I saw many examples of people who were excluded from the Jobkeeper support payment (while a lucky few were able to use it to award themselves handsome bonuses), with the result that as economic activity wound down, life savings were inevitably drained.

I saw people who lost regular work yet received no emergency support, while still having to meet their daily necessities. How well placed will they be if the Canberra-touted recovery turns out to be another mirage? And this is not just hyperbole, it’s real, as I have seen my own nest-egg dwindle to a few daggy twigs in just 12 months. We made it, but if there is a second wave of real pain, what then? In the end, however, I am sure the stoic in all of us will prevail and we’ll get through. Somehow.

But what about our dreams? Has anyone in Canberra ever stopped for a moment and thought that those 25 million out there aren’t Bureau of Statistics numbers, they are real people, just like themselves, with real hopes and aspirations.

If I ever allowed myself the luxury of peering over the ramparts of the present to imagine something impossibly dazzling in the future, it would be this. For me, 2020 began with Cobargo, an adjunct to 20 years of NSW south coast holidays, reduced to a blackened shell, and it ended with nearby Bermagui becoming the symbol of a thwarted imagination.

It had always been our dream that when the boys were settled in something stable, we might get our own small reward by packing up and jumping in the car and heading down the far south coast. For good. Lovely environment, beautiful weather where you can go onto the beach at any time of the day and not feel you’re walking on molten glass. But, above all, affordable. That was before Covid.

Up until 2019, the Beautiful People could jet off anywhere their fancy took them, to Bali, Galle, Portofino, Acapulco, leaving the sandfly-and-mozzie infected coasts of Oz to the Not So Beautiful People, like me. But then Covid struck, and in the wake of the closure of international travel, the Beautiful People discovered that if you smother yourself in various protective ointments to ward off the midges, those boring old places on the Aussie map that their parents used to ramble on about can be surprising little treasures.

And the result? House prices in every little hamlet from Mission Beach to Merimbula have gone through the roof, and with them, the dreams of countless Aussies, hoping against hope for that one last chance to get off the treadmill. Still, it was only a dream, and the thing about dreams is that you do, eventually, wake up. As I said earlier, Covid will have a way of ensuring that its legacy lingers on long after the last defibrillator has been packed away in mothballs.

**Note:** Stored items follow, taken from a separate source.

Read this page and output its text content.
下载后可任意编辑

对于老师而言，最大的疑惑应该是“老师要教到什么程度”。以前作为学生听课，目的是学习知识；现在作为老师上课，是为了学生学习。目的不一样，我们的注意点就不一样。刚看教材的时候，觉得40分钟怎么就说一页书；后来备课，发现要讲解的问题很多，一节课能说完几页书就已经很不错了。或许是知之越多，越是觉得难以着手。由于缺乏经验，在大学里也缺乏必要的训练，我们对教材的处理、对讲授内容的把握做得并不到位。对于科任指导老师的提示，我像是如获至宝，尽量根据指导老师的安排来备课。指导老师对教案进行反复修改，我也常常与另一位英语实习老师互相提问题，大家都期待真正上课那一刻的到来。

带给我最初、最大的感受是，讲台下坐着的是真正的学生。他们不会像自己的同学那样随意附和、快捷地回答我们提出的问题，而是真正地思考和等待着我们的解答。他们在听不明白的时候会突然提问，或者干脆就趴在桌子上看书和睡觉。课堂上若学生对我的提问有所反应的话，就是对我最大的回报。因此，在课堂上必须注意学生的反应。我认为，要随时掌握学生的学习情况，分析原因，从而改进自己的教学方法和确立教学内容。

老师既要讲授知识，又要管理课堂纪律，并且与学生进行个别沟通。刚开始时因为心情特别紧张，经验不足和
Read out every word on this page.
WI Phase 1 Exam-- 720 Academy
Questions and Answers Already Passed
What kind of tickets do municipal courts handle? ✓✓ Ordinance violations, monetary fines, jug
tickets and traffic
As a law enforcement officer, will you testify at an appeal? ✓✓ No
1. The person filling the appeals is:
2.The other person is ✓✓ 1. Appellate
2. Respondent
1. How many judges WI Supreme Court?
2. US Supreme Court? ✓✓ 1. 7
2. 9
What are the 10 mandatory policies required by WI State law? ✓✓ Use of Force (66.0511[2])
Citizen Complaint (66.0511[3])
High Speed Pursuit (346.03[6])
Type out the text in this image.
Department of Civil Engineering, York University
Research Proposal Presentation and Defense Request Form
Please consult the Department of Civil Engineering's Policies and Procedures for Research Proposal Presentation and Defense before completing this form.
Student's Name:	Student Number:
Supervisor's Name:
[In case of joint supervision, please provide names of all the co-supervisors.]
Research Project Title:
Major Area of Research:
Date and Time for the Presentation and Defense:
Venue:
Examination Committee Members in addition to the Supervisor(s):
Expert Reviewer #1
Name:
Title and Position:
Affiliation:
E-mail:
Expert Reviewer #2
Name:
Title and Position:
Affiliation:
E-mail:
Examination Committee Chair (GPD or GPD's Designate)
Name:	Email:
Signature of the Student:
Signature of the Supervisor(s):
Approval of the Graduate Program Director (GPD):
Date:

But I’ve still got my eyesight (a couple of cataracts notwithstanding), my health hasn’t packed it in (bar the occasional arthritic twinge), my crazy cat still looks at me with admiration (or is it hunger) in his eyes, and my family is still by my side. It mightn’t be beautiful, but it’s rather comely, I must say, so whatever 2021 throws at me, I’ll take it.

And as for you, dear reader. The foregoing might seem a little bleak to accompany my good wishes for a Happy New Year, but at the very least, 2021 must, by definition, be happier than 2020. And that’s something worth letting off fireworks for.